Os novos medievais
Margarida Vale
A viagem de Marco Polo
- Partilhar 30/10/2022
Em 1298, na batalha de Curzola, as galeras
venezianas são desbaratadas pelas frota
genovesa. Este poderia ser um episódio, mais
um, da guerra que opunha as duas cidades
italianas mas a verdade é que o rumo a
seguir se alterou. Entre os vários
prisioneiros estava um Marco Polo que tinha
regressado da Ásia e tinha muito que contar.
tendo ficado encerrado durante um ano, vai
ditando as suas memórias a uma companheiro
de cativeiro. Os trabalhos forçados eram tão
penosos que Rusticiano de Pisa, escreve tudo
o que ouve. Nasce, então, O Livro das
Maravilhas do Mundo.
Marco Polo,
filho de mercadores, deixa Veneza e parte
para o Oriente da demanda de negócios que
possam enriquecer a família, Aventureiro,
sangue que lhe ficou de família,
aventurou-se no desconhecido com destino à
glória. O seu pai Nicolo e o seu tio
Matteo,tinham viajado pelo oriente, tendo
chegado à Crimeia, Ásia Central, Bucara e
depois atingiram a China. Em Pequim foram
recebidos pelo grão-cão Cublai, onde ficaram
hospedados para repousar.
Tinham
partido no ano de 1255 mas o regresso só
aconteceu em 1269, uns quinze anos de
excelentes aventuras culturais de que
resultaram um carta para o Papa, de Cublai,
pedindo-lhe que enviasse à sua corte cem
possuidores de conhecimentos, um pedido que
não podia ser satisfeito pela cristandade.
De qualquer das formas, os venezianos
organizaram uma nova viagem, levando alguns
presentes e uma mensagem do Papa. Marco Polo
tinha 16 anos.
A viagem dura quatro
anos, integralmente por via terrestre,
tendo-se dirigido para a Arménia,
atravessando a actual Geórgia, seguindo
depois para sul, até ao golfo Pérsico, para
retomarem o percurso tradicional das
caravanas.

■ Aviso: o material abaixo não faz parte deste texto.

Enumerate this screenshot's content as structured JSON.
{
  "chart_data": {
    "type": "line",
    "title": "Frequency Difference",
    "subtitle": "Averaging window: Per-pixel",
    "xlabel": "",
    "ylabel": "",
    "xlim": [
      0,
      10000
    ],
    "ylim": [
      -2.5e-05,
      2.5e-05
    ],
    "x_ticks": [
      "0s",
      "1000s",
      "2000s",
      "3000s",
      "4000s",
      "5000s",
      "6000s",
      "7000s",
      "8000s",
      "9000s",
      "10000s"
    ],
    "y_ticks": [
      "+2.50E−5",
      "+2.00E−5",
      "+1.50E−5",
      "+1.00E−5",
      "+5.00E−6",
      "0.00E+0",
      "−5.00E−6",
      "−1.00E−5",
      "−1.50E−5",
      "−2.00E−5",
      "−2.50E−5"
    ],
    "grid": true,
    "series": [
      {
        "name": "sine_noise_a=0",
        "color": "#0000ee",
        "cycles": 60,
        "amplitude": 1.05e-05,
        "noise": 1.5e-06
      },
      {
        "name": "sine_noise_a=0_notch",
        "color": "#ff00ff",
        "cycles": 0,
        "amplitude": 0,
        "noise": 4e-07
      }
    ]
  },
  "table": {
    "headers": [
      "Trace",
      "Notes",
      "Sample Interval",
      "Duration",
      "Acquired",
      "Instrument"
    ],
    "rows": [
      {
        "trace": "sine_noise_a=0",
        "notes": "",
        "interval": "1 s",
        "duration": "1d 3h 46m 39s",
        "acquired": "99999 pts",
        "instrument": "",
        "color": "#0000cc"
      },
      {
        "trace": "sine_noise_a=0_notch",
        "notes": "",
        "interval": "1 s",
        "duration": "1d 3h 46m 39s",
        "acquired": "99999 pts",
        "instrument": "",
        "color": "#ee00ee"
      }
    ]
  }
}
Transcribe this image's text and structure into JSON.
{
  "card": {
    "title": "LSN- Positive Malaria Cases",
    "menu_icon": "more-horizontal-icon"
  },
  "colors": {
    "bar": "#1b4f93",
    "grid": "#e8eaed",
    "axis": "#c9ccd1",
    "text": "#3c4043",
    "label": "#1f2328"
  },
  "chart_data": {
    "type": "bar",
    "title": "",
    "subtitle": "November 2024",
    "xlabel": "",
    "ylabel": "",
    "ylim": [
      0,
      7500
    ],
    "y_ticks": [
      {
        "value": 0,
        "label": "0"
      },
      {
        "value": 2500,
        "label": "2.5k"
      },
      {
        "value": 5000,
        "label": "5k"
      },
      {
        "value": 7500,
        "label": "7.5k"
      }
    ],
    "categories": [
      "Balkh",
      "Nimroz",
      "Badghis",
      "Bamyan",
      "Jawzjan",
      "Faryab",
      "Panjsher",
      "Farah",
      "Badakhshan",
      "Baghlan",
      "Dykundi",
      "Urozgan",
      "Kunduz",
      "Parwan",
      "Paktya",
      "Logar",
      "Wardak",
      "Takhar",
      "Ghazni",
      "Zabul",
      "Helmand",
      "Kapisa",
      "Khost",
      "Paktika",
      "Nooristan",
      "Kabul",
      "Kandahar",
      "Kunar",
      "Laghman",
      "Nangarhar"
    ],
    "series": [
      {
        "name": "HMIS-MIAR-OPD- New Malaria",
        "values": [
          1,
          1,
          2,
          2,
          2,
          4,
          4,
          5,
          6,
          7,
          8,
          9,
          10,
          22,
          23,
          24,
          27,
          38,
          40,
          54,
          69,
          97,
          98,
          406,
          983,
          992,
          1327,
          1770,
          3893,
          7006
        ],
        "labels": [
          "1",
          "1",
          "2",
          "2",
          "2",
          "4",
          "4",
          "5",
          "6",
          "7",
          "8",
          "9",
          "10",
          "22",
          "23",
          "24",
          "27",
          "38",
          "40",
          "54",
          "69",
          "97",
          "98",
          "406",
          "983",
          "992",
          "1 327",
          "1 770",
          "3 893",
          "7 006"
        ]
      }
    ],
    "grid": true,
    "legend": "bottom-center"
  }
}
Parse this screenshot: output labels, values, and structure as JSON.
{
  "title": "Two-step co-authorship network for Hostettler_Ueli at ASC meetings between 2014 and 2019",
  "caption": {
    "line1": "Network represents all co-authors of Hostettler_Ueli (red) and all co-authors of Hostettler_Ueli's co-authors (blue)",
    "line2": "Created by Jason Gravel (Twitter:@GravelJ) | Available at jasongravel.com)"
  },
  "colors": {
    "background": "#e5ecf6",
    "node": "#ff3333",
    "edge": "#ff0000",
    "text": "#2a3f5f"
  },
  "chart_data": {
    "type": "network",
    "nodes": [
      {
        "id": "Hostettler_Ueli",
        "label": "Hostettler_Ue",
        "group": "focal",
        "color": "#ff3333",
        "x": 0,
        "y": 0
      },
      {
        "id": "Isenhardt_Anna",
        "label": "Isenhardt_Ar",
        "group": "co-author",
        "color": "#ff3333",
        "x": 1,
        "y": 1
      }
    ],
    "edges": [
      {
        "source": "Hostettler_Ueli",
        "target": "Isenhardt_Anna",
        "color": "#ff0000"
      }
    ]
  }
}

Esta é a rota da seda, no
interior das montanhas da Ásia Central,
atravessa o Pamir até Kachgar, Yarkand e
Khotan, passando pelos desertos que rodeiam
o Lob Nor, até à cidade de Ganzou.
Durante um ano realizam trocas comerciais,
muito benéficas, só retomando a viagem, no
ano seguinte, quando Cublai Cão envia uma
escolta para guiar os viajantes até à sua
residência de Verão em Shangdu, a nordeste
de Pequim, chegando em 1275. Cublai quer
saber tudo sobre os costumes dos ocidentais
e a ciência, ouvindo atentamente tudo o que
lhe é relatado. Enquanto o pai e o tio de
Marco Polo fazem negócios, o jovem torna-se
o chefe de missões que o levam ao Tibete,
China do Sul e à Birmânia. Durante três ano
é adjunto de um governador de uma província
e torna-se uma peça fundamental para a vida
de Cublai.
O seu regresso está
associado a algumas hipóteses. Uma delas
será o natural envelhecimento de Cublai e a
sua próxima morte, o que seria penoso. Outra
terá ligação com as saudades que sentia da
sua terra natal. Em 1291 os três, Marco
Polo, o pai e o seu tio, acompanham uma
jovem princesa que se vai casar na Pérsia.
Parte, depois, até ao estreito de Malaca e
seguem as costas da Índia, desembarcando em
Ormuz. Disfarçados de mendigos, transportam
pedras preciosas, escondidas na cintura.
retomam o percurso por terra até à Arménia e
o resto do percurso é feito de barco,
chegando a Veneza em 1295.
Os relatos
feitos pela família foram encarados como uma
fantasia, O pouco conhecimento que se tinha
do oriente, fazia soltar risinhos e
gargalhadas como se fossem meras invenções.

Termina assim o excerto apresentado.